THE BOOK on the prison work of the Dominican nuns did not arrive, and neither did Harold search out the office of M. Decerf and tell him they already had three tickets for Le Roi d’Ys . He could not believe that Mme Straus had written to the manager of the Paris Opéra, any more than he could believe that after a stay of three weeks in Arnage she was in charge of a charity bazaar in Le Mans; or that it is possible for it to rain on the sixteenth arrondissement of Paris and not on the eighth. As the gypsy fortuneteller could have told him, this was perhaps not wise. The only safe thing, if you have an ingenuous nature, is to believe everything that anybody says.

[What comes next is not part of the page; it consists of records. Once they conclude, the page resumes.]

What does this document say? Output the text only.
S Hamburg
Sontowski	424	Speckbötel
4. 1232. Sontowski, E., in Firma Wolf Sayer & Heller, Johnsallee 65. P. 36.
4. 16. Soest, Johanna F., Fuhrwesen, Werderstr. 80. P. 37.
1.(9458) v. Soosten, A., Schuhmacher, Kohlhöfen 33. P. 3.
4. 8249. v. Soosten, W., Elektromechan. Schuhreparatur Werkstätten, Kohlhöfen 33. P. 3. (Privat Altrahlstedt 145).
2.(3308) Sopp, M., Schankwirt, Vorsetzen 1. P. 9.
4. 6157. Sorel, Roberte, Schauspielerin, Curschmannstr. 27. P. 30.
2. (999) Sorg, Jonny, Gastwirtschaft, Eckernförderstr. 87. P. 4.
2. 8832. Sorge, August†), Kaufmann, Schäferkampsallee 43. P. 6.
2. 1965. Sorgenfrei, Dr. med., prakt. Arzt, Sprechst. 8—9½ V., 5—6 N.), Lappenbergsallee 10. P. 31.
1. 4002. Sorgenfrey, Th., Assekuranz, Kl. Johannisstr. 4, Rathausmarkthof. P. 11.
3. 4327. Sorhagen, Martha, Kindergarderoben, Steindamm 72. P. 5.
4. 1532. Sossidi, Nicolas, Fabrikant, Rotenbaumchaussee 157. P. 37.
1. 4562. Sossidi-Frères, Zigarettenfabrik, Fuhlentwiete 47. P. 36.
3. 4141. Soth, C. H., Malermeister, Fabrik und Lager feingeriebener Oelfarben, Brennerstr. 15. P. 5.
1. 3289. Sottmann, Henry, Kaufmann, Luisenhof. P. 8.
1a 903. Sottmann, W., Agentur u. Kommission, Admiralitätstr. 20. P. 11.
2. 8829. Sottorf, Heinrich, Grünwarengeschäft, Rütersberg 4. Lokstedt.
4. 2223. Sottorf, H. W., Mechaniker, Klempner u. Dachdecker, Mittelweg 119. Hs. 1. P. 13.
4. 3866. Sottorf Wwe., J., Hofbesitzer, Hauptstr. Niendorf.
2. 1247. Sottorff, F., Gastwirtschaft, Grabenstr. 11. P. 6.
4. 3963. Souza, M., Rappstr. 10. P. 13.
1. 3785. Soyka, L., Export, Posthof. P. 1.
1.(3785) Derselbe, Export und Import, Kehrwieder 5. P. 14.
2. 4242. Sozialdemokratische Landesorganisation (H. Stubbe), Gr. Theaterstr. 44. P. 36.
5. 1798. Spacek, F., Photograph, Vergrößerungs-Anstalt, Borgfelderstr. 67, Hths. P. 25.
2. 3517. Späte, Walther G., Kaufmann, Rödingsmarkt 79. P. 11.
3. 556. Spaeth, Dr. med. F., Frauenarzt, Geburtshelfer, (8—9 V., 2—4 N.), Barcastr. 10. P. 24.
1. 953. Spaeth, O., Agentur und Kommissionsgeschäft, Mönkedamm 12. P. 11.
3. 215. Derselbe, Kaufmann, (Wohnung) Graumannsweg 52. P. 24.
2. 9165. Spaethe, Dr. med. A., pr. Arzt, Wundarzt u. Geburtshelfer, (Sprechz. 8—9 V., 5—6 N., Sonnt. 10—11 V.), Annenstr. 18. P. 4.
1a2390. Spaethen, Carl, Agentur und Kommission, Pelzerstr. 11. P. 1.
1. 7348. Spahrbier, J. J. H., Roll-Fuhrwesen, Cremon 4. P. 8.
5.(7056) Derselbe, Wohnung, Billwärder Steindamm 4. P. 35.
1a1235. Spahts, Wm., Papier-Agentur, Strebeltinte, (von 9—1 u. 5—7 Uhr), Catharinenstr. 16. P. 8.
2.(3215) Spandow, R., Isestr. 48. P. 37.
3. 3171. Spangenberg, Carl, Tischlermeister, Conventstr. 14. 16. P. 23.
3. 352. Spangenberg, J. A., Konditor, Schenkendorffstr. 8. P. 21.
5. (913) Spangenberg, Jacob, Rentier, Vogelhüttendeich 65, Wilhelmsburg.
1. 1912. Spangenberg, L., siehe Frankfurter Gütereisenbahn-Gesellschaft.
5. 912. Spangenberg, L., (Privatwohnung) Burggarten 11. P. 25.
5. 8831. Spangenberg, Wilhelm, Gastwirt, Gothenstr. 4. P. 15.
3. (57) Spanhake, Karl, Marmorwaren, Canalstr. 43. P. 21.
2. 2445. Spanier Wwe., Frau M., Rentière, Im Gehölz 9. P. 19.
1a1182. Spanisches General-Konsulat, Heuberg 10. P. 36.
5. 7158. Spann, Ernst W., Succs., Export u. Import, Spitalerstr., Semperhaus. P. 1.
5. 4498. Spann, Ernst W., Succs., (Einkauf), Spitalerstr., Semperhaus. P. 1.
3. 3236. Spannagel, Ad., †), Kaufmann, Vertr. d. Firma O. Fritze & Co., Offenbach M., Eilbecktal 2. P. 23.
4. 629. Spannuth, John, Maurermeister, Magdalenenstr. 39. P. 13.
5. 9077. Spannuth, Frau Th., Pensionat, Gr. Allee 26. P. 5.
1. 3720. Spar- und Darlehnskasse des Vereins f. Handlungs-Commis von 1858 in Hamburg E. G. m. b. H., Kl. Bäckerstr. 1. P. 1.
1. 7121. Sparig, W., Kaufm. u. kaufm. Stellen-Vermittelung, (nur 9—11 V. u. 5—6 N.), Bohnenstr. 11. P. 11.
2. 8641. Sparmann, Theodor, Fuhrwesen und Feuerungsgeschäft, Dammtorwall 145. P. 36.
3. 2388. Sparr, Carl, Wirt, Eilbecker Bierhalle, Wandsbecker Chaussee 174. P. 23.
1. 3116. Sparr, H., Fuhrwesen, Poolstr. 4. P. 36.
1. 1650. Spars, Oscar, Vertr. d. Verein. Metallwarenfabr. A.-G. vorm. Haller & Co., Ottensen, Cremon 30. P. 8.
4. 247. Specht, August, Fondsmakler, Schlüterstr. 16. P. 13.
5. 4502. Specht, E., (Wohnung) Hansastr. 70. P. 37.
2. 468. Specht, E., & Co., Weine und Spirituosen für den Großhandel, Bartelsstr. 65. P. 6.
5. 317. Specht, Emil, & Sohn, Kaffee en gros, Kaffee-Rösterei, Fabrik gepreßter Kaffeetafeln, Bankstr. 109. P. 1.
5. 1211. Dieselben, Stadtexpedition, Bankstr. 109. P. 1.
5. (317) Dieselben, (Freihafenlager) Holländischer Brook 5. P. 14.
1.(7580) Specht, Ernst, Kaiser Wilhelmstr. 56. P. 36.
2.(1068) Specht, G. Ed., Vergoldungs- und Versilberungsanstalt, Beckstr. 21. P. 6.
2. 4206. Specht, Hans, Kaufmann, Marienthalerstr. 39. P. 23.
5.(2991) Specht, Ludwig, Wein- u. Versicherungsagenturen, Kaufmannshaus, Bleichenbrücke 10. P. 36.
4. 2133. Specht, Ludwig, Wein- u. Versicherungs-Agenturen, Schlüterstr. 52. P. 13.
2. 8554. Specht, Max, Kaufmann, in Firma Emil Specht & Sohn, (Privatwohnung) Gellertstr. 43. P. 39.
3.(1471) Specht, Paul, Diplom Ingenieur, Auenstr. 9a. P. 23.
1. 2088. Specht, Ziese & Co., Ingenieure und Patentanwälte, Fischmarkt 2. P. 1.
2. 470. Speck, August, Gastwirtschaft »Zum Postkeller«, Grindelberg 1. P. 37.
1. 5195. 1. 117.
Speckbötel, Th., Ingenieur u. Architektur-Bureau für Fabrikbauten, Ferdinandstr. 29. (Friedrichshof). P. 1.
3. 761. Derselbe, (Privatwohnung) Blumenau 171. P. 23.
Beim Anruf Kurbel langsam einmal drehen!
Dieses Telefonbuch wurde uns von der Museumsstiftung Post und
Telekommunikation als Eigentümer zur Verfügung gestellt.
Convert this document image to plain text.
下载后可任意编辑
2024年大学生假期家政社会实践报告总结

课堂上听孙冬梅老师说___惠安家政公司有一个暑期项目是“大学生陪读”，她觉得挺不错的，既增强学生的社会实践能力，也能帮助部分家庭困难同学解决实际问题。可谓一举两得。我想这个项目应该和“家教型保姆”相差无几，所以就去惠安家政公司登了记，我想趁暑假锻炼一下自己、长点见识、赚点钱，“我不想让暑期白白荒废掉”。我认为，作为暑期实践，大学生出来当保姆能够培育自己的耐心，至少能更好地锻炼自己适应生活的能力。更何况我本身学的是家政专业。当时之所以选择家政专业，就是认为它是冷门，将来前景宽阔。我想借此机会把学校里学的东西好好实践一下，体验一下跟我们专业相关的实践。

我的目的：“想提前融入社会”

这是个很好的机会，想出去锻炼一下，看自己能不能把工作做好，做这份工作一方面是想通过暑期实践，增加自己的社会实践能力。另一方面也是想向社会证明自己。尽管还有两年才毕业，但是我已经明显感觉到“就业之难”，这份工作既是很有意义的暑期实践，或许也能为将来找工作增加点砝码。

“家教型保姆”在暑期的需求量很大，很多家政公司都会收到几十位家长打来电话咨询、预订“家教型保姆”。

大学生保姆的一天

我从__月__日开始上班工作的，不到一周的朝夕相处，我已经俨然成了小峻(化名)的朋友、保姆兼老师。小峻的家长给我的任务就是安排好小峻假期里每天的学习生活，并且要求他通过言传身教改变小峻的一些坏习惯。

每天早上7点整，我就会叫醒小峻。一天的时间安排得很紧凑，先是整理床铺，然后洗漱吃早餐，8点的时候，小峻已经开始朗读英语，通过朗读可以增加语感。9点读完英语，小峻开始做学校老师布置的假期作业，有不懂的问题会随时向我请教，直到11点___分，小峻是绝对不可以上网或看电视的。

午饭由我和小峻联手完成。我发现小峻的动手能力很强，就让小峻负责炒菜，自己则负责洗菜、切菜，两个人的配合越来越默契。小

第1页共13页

In spite of his constant concern that she dress warmly enough, Barbara caught a cold. They were both showing signs of a general tiredness, of the working out of the law of diminishing returns. There were still days when they enjoyed themselves as keenly as they had in the beginning, but the enjoyment was never quite complete; they enjoyed some things and not others; they couldn’t any more throw themselves on each day as if it were a spear. Also, their appetite was beginning to fail. They found that once a day was all they could stand to eat in the little restaurant in the alley off the Place St. Sulpice. They bought bread and cheese and a bottle of wine, and ate lunch in their room, and at dinnertime were embarrassed by the welcome they received when they walked into the back room of the restaurant. Or they avoided going there at all.